Nik Nanos digs beneath the numbers with CBC Power & Politics host Evan Solomon to get to the political, economic and social forces that shape our lives.
This week: How worried should Canadians be about deep spending cuts in the U.S. & financial woes in Europe?
Volatile markets in Europe and looming austerity measures in the U.S. are dominating the headlines and Canada should be worried, according to Nik Nanos.
Last Friday, Moody's Investors Services downgraded the UK's credit rating from AAA to AA1, and now there is talk of a triple-dip recession across the Atlantic.
The fallout will could have a significant impact on Canada, Nanos said, especially when you combine the problems in the UK and Europe with the March 1 sequestration deadline in the United States.
That's when US$85 billion in spending cuts kick in, if a deal is not reached in Washington.
"Roll up some of the uncertainty in Europe, look at the drama of what's occuring in the United States and Canadians should take note, because there could be issues, events outside of our borders, that could have a significant impact on the economic well-being of Canada," Nanos warned.
Canadians businesses are already feeling the pinch.
New numbers released by Statistics Canada show a 28.5 per cent drop in net profits for Canadian businesses over the last year.
When you take financial institutions out of the equation, that number jumps to 36.9 per cent.
These weak numbers also signal a big political risk, Nanos said.
The drop in net revenues for Canadian business also mean less tax revenue for the government, Nanos points out.

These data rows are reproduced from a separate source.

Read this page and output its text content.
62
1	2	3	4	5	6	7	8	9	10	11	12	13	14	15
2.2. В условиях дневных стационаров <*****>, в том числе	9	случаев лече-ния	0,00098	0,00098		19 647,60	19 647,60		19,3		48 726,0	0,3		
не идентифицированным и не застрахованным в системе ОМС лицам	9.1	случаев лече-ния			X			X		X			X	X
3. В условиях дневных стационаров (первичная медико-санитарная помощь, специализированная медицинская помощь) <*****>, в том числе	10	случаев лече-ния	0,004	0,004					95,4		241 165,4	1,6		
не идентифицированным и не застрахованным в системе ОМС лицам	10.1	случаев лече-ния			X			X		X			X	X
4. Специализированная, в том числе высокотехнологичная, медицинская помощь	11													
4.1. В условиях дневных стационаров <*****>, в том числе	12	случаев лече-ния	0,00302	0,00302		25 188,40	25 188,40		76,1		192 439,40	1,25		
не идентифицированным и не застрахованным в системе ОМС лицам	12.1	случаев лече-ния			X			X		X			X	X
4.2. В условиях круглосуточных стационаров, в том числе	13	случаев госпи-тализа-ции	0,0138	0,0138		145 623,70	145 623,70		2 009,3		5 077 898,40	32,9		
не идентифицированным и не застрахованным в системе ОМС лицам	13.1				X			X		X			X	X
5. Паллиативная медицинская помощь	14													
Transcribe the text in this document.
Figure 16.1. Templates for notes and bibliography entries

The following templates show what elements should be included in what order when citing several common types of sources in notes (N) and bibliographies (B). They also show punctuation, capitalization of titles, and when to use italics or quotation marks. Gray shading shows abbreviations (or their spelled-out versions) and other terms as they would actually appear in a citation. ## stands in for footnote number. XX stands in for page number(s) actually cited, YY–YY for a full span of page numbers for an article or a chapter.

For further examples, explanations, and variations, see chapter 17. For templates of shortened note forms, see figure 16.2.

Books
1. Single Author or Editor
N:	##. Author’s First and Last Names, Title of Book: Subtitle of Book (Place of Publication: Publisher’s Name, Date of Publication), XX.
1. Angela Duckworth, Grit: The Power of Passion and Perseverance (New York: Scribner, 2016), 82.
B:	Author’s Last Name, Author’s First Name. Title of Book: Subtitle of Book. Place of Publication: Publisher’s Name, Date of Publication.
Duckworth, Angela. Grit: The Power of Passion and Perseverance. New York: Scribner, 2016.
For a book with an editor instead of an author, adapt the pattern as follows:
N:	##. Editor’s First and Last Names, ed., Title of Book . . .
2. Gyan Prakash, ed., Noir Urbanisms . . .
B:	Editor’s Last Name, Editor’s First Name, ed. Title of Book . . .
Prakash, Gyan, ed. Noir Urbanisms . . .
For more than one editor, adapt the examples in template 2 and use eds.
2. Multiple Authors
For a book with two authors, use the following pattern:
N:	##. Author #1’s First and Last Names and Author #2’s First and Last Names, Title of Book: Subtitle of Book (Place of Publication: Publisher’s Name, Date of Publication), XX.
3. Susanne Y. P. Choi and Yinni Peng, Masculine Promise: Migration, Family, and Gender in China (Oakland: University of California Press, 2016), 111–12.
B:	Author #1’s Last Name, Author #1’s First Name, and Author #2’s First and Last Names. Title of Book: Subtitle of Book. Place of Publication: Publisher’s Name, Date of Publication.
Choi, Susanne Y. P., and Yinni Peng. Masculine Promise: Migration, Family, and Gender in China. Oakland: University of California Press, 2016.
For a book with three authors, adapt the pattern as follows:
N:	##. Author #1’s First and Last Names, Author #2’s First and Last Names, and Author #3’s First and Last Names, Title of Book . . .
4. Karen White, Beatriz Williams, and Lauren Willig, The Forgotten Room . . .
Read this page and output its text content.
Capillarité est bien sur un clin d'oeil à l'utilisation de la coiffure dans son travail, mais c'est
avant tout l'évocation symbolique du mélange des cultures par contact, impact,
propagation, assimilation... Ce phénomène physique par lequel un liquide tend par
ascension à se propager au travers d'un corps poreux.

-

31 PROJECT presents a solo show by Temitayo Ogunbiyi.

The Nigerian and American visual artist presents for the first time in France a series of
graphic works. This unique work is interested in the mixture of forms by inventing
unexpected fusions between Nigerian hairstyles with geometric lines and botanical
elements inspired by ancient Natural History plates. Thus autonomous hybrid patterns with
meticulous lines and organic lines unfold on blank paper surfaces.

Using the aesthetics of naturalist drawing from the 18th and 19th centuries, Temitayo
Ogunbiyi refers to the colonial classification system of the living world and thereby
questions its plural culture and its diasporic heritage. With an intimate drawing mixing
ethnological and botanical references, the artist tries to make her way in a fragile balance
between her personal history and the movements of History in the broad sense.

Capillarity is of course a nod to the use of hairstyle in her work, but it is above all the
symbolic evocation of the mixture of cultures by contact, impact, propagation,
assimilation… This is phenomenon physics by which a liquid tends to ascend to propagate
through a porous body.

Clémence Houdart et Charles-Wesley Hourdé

"If this is a leading indicator that profits are down for Canadian companies, it means that the federal government is not going to have the revenue that it's been banking on in order to try and balance the books and keep Canada's fiscal house in order, " Nanos said.
As the government prepares to release its budget in March, Nanos warned it might need to recalculate.
And as the government and opposition parties try to set the stage for the next federal election, they will want to try to control the message on the economy.
"If there is a triple-dip [recession] — and we don't know whether there will be, but there are some worrying signals — it's going to put a significant wrinkle" in any campaign plans, Nanos said.
But the Conservatives have been able to capitalize on uncertainty in the global economy before, so they may be able to do it again, and for that reason these numbers are not necessarily good news for the opposition either, Nanos said.